1:イルハーン朝/1258-1353年/チンギス・ハーンの孫・フレグによるウルス(国)。首都タブリーズには、イラン人ばかりでなく中国人、インド人、ヨーロッパ人の学者も招かれ学芸の一大センターが出現した。タイル史では、イランの技法であるラスター彩で中国の龍や鳳凰が表現されています。東西文化の融合に感動!

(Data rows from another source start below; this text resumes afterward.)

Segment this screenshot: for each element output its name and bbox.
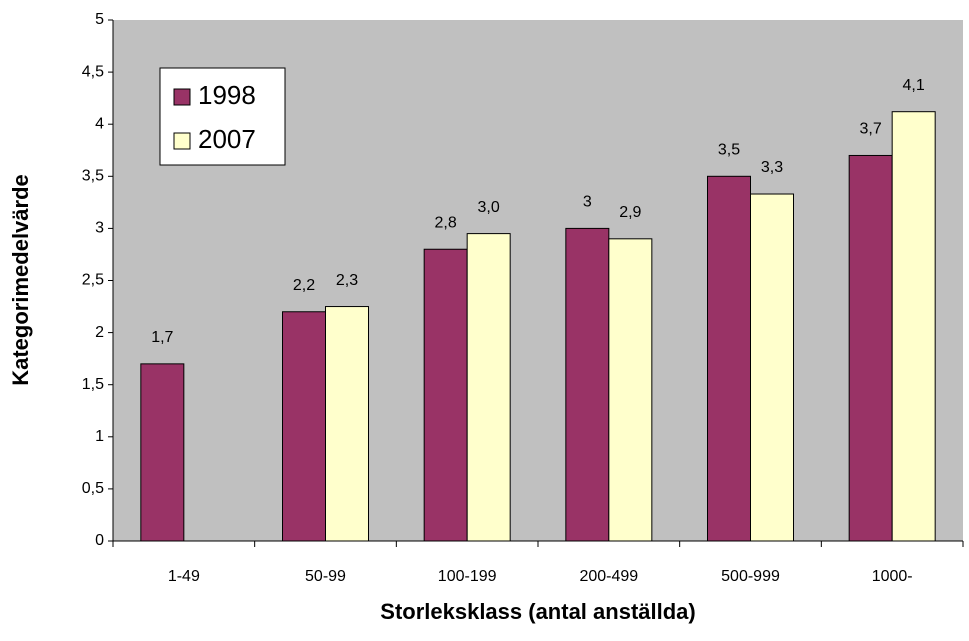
bar	[466, 233, 511, 542]
y-tick-label: 3	[95, 220, 104, 237]
legend-label: 2007	[198, 124, 256, 154]
data-label: 3,0	[478, 199, 500, 216]
y-tick-label: 4	[95, 115, 104, 132]
bar	[608, 238, 653, 542]
data-label: 3,5	[718, 142, 740, 159]
data-label: 2,3	[336, 272, 358, 289]
legend-swatch	[173, 132, 191, 150]
bar	[707, 175, 751, 542]
y-tick-label: 0	[95, 532, 104, 549]
y-tick-label: 5	[95, 11, 104, 28]
data-label: 2,9	[619, 204, 641, 221]
y-tick-label: 0,5	[82, 480, 104, 497]
x-axis-title: Storleksklass (antal anställda)	[380, 599, 695, 624]
y-tick-label: 1	[95, 428, 104, 445]
data-label: 2,8	[435, 214, 457, 231]
bar	[423, 248, 468, 542]
legend-label: 1998	[198, 80, 256, 110]
data-label: 1,7	[151, 329, 173, 346]
x-tick-label: 100-199	[438, 568, 497, 585]
y-axis-title: Kategorimedelvärde	[8, 174, 33, 386]
y-tick-label: 4,5	[82, 63, 104, 80]
x-tick-label: 50-99	[305, 568, 346, 585]
data-label: 3	[583, 194, 592, 211]
y-tick-label: 2	[95, 324, 104, 341]
legend: 1998 2007	[159, 67, 286, 166]
data-label: 3,3	[761, 159, 783, 176]
bar	[325, 306, 369, 542]
y-tick-label: 2,5	[82, 272, 104, 289]
bar	[565, 227, 610, 542]
bar	[848, 154, 893, 542]
y-tick-label: 1,5	[82, 376, 104, 393]
bar	[140, 363, 185, 542]
legend-swatch	[173, 88, 191, 106]
x-tick-label: 200-499	[579, 568, 638, 585]
data-label: 4,1	[903, 77, 925, 94]
data-label: 2,2	[293, 277, 315, 294]
bar	[750, 193, 794, 542]
x-tick-label: 500-999	[721, 568, 780, 585]
x-tick-label: 1-49	[168, 568, 200, 585]
bar	[282, 311, 326, 542]
data-label: 3,7	[860, 121, 882, 138]
bar	[891, 111, 936, 542]
y-tick-label: 3,5	[82, 168, 104, 185]
x-tick-label: 1000-	[872, 568, 913, 585]
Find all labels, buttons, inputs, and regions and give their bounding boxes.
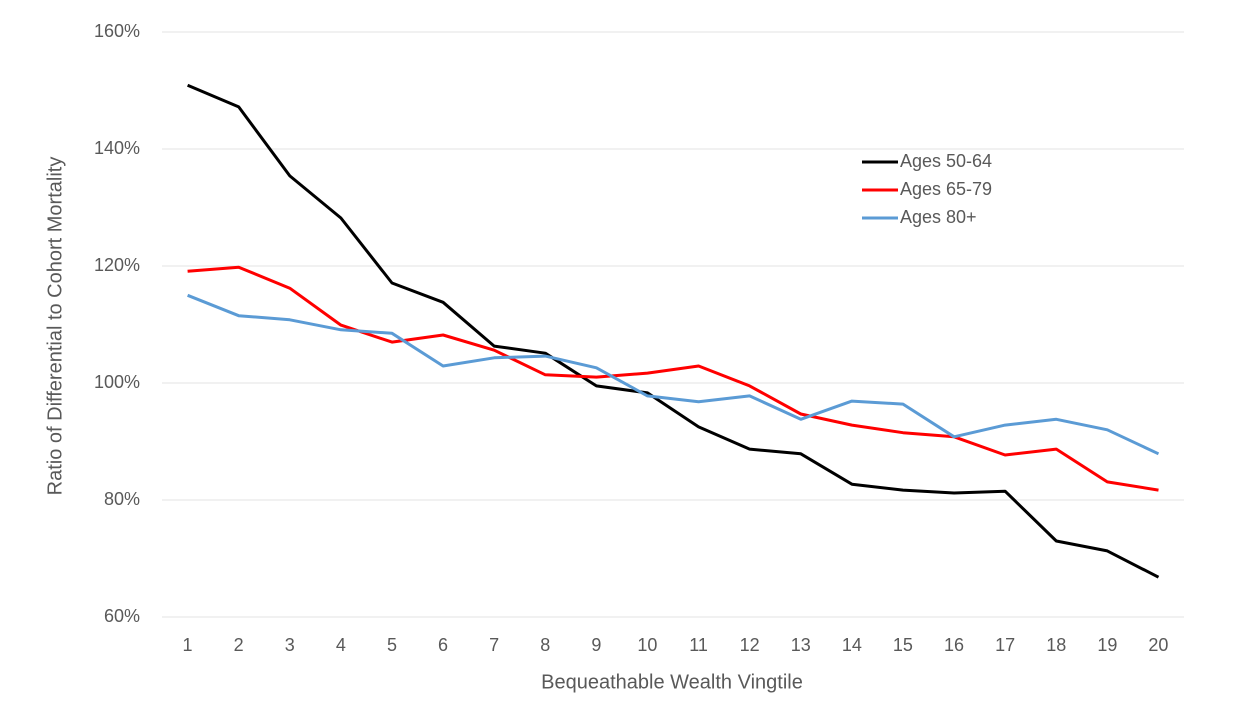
x-tick-label: 11 — [689, 635, 708, 655]
y-tick-label: 140% — [94, 138, 140, 158]
x-tick-label: 18 — [1046, 635, 1066, 655]
series-line — [187, 83, 1160, 579]
x-tick-label: 3 — [285, 635, 295, 655]
y-tick-label: 120% — [94, 255, 140, 275]
x-tick-label: 5 — [387, 635, 397, 655]
x-tick-label: 20 — [1148, 635, 1168, 655]
y-tick-label: 80% — [104, 489, 140, 509]
y-tick-label: 100% — [94, 372, 140, 392]
x-tick-label: 17 — [995, 635, 1015, 655]
series-line — [187, 293, 1160, 456]
x-tick-label: 16 — [944, 635, 964, 655]
y-tick-label: 160% — [94, 21, 140, 41]
x-tick-label: 19 — [1097, 635, 1117, 655]
x-tick-label: 6 — [438, 635, 448, 655]
x-tick-label: 12 — [740, 635, 760, 655]
legend-label: Ages 80+ — [900, 207, 977, 227]
x-tick-label: 13 — [791, 635, 811, 655]
legend-label: Ages 65-79 — [900, 179, 992, 199]
y-tick-label: 60% — [104, 606, 140, 626]
x-tick-label: 9 — [591, 635, 601, 655]
x-tick-label: 7 — [489, 635, 499, 655]
x-tick-label: 4 — [336, 635, 346, 655]
x-tick-label: 14 — [842, 635, 862, 655]
x-tick-label: 1 — [183, 635, 193, 655]
x-tick-label: 8 — [540, 635, 550, 655]
series-line — [187, 265, 1159, 492]
x-axis-title: Bequeathable Wealth Vingtile — [541, 671, 803, 693]
x-tick-label: 15 — [893, 635, 913, 655]
legend-label: Ages 50-64 — [900, 151, 992, 171]
y-axis-title: Ratio of Differential to Cohort Mortalit… — [44, 157, 66, 496]
x-tick-label: 2 — [234, 635, 244, 655]
x-tick-label: 10 — [637, 635, 657, 655]
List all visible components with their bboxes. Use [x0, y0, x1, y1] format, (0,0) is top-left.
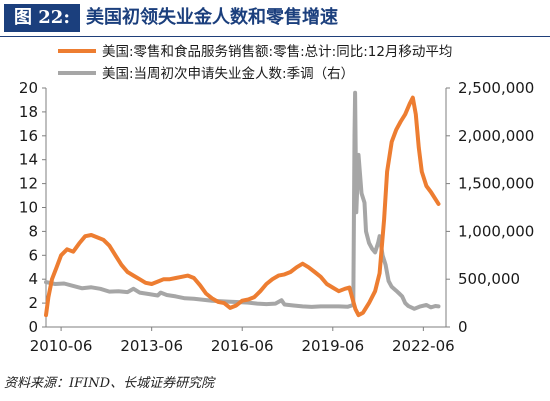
left-tick-label: 14 [19, 151, 38, 169]
right-tick-label: 2,500,000 [458, 79, 534, 97]
right-tick-label: 0 [458, 318, 468, 336]
left-tick-label: 10 [19, 199, 38, 217]
left-tick-label: 2 [28, 294, 38, 312]
right-axis: 0 500,000 1,000,000 1,500,000 2,000,000 2,500… [445, 79, 534, 336]
right-tick-label: 500,000 [458, 270, 520, 288]
figure-number: 图 22: [4, 4, 80, 32]
x-tick-label: 2022-06 [392, 337, 455, 355]
source-note: 资料来源：IFIND、长城证券研究院 [4, 376, 215, 391]
x-tick-label: 2016-06 [211, 337, 274, 355]
legend: 美国:零售和食品服务销售额:零售:总计:同比:12月移动平均 美国:当周初次申请… [58, 43, 452, 82]
chart: 美国:零售和食品服务销售额:零售:总计:同比:12月移动平均 美国:当周初次申请… [19, 43, 534, 355]
left-tick-label: 12 [19, 175, 38, 193]
left-tick-label: 8 [28, 222, 38, 240]
figure-header: 图 22: 美国初领失业金人数和零售增速 [0, 0, 550, 37]
left-tick-label: 4 [28, 270, 38, 288]
x-tick-label: 2010-06 [30, 337, 93, 355]
left-tick-label: 18 [19, 103, 38, 121]
legend-label-retail: 美国:零售和食品服务销售额:零售:总计:同比:12月移动平均 [102, 43, 452, 60]
legend-label-claims: 美国:当周初次申请失业金人数:季调（右） [102, 65, 354, 82]
left-axis: 0 2 4 6 8 10 12 14 16 18 20 [19, 79, 47, 336]
right-tick-label: 2,000,000 [458, 127, 534, 145]
initial-claims-line [44, 90, 441, 311]
right-tick-label: 1,000,000 [458, 222, 534, 240]
x-tick-label: 2019-06 [301, 337, 364, 355]
left-tick-label: 0 [28, 318, 38, 336]
retail-sales-yoy-line [44, 95, 441, 318]
plot-series [44, 90, 441, 318]
left-tick-label: 16 [19, 127, 38, 145]
left-tick-label: 20 [19, 79, 38, 97]
x-tick-label: 2013-06 [120, 337, 183, 355]
x-axis: 2010-06 2013-06 2016-06 2019-06 2022-06 [30, 326, 455, 355]
left-tick-label: 6 [28, 246, 38, 264]
figure-title: 美国初领失业金人数和零售增速 [86, 7, 338, 28]
right-tick-label: 1,500,000 [458, 175, 534, 193]
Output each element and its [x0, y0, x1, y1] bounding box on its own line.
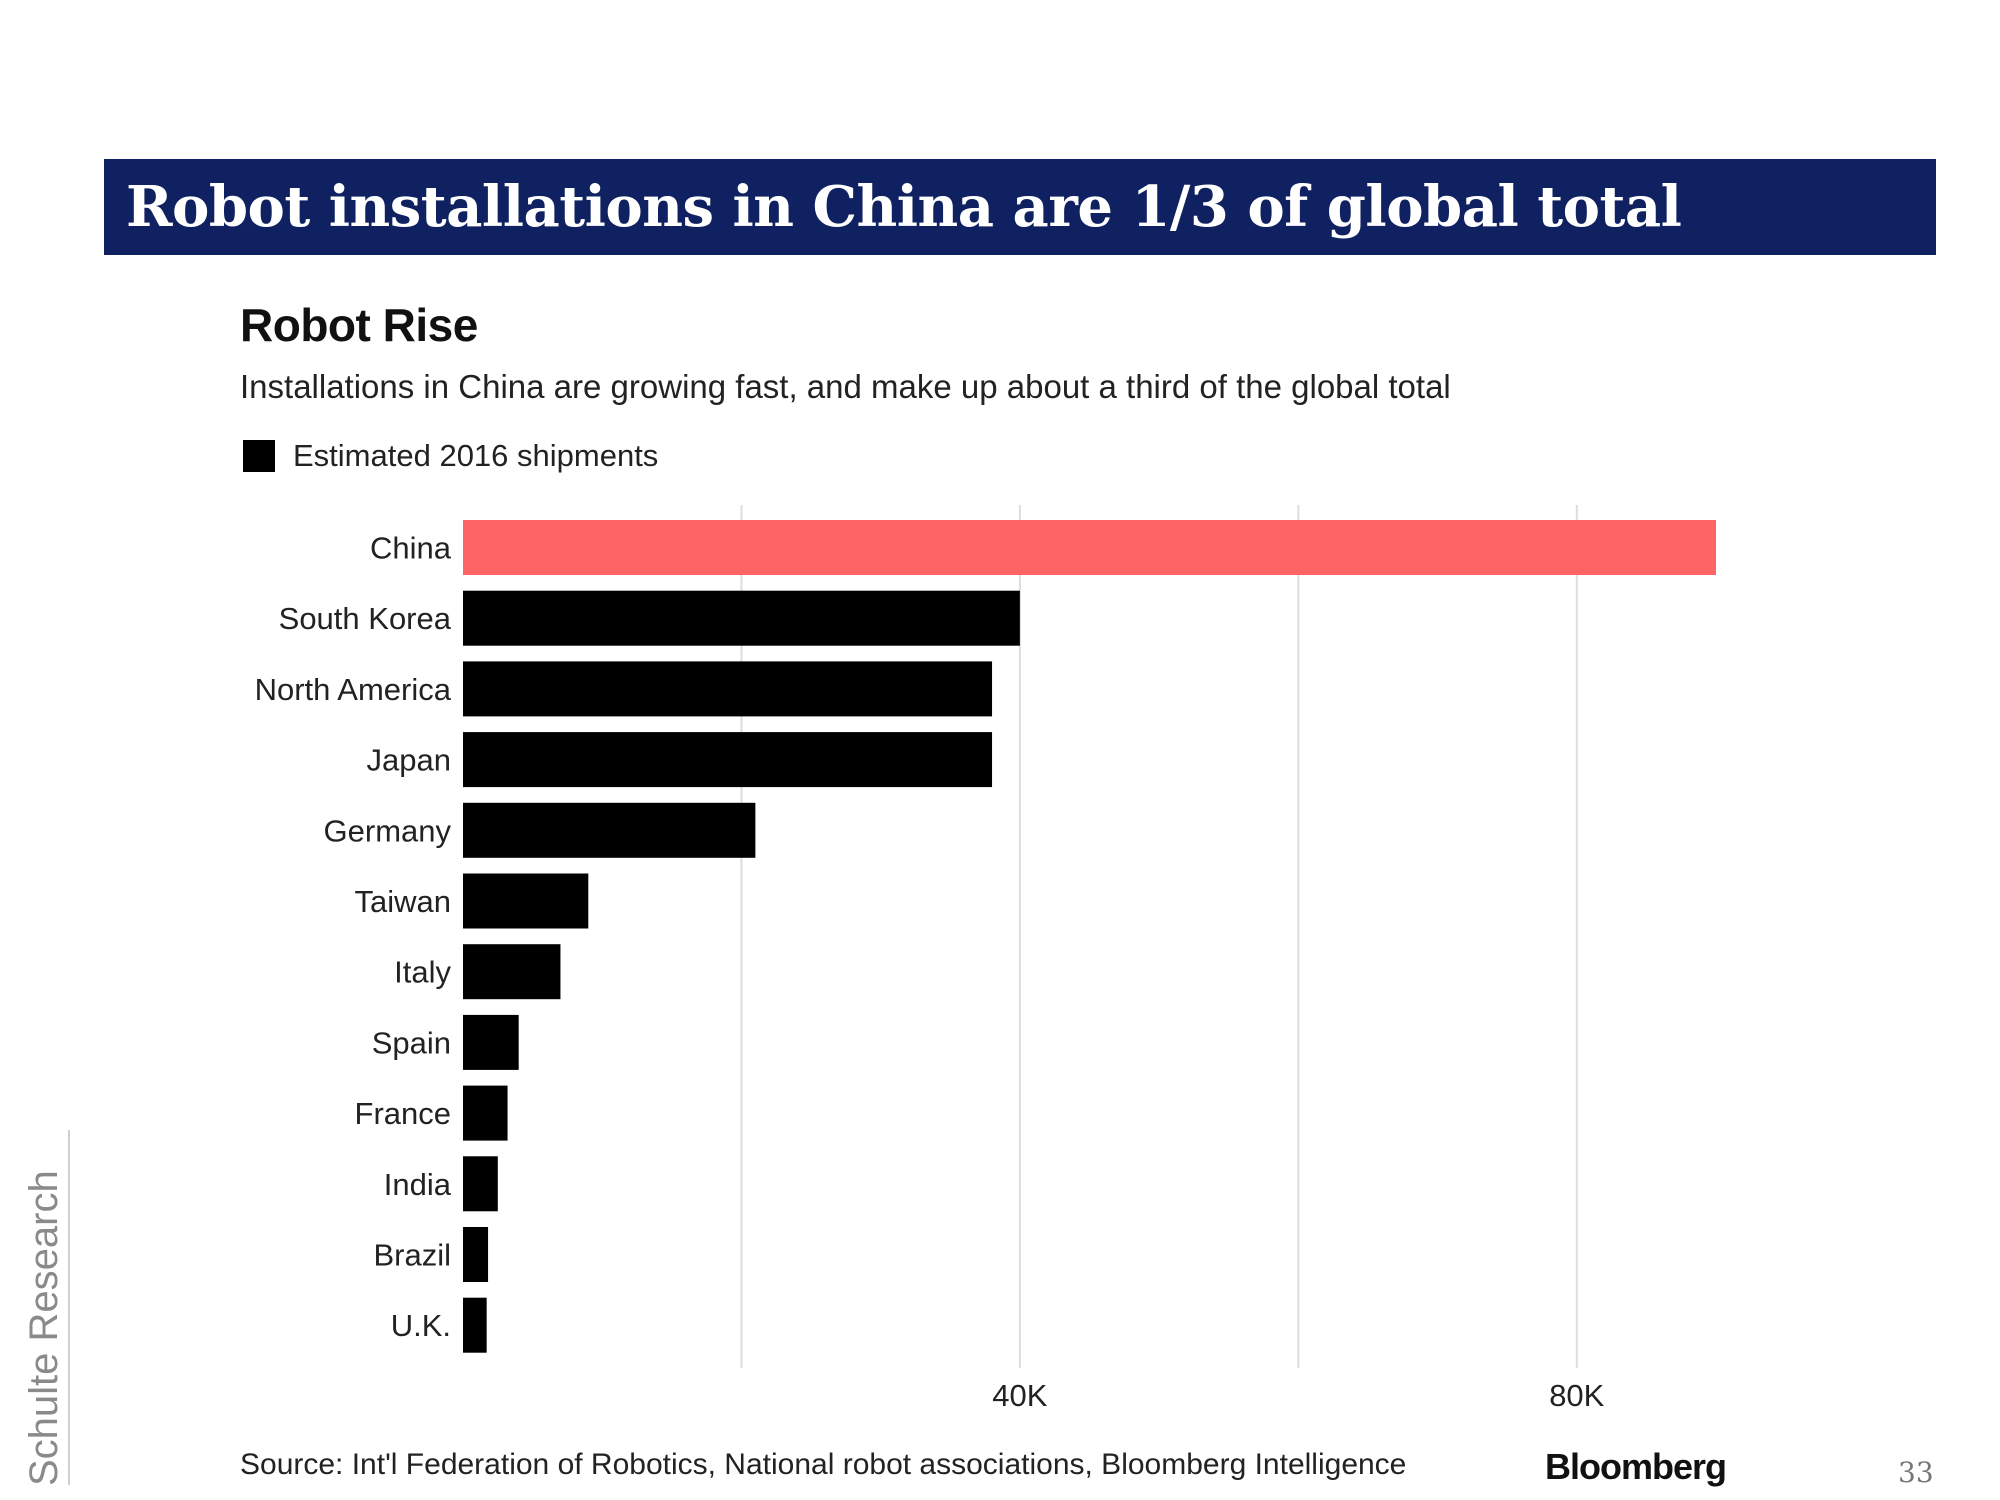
- category-labels: China South Korea North America Japan German…: [255, 531, 452, 1344]
- gridlines: [740, 505, 1578, 1368]
- category-label: Italy: [394, 955, 451, 990]
- title-banner: Robot installations in China are 1/3 of …: [104, 159, 1936, 255]
- bar-china: [463, 520, 1716, 575]
- slide-title: Robot installations in China are 1/3 of …: [126, 174, 1682, 240]
- bloomberg-logo: Bloomberg: [1545, 1446, 1727, 1487]
- legend: Estimated 2016 shipments: [243, 438, 658, 474]
- bar-spain: [463, 1014, 519, 1070]
- category-label: China: [370, 531, 452, 566]
- category-label: India: [384, 1167, 452, 1202]
- bar-italy: [463, 944, 561, 1000]
- side-label: Schulte Research: [22, 1170, 66, 1486]
- bar-north-america: [463, 661, 993, 717]
- chart-heading: Robot Rise: [240, 299, 478, 351]
- side-divider: [68, 1130, 70, 1485]
- category-label: Spain: [372, 1025, 451, 1060]
- legend-label: Estimated 2016 shipments: [293, 438, 659, 473]
- bar-u-k: [463, 1297, 487, 1353]
- category-label: Taiwan: [355, 884, 452, 919]
- bar-france: [463, 1085, 508, 1141]
- category-label: France: [355, 1096, 451, 1131]
- category-label: Brazil: [373, 1238, 451, 1273]
- category-label: North America: [255, 672, 452, 707]
- bar-japan: [463, 732, 993, 788]
- page-number: 33: [1898, 1456, 1934, 1489]
- bar-south-korea: [463, 590, 1020, 646]
- x-tick-label: 40K: [992, 1378, 1047, 1413]
- bars: [463, 520, 1716, 1353]
- category-label: Germany: [324, 813, 452, 848]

●さらに、モンゴル帝国の継承政権〜子孫による政権がスゴいんです!
1:ティムール朝/1370-1507/ティムールは、モンゴル部族の一分枝バルラス部族の出身。チンギス・ハーンによる世界帝国の夢を理想としていたといわれる。イルハーン朝のレンガ建築の伝統に基づくティムール期の建築は15世紀前半に爆発的に発展。俗に「チンギス・ハーンは破壊し、ティムールは建設した」とも言われる。タイルの素晴らしさについては何度も書いてきたとおりです。

2:シャイバーニー朝/1428-1466・1500-1599/チンギス・ハーンの長男・ジョチによるキプチャク・ハン国(ジョチ・ウルス)。そのジョチの子孫が建国した。1561年に首都をブハラに移しブハラ・ハン国と呼ばれるようになった。16世紀サマルカンド、ブハラのタイルもいいですよね〜!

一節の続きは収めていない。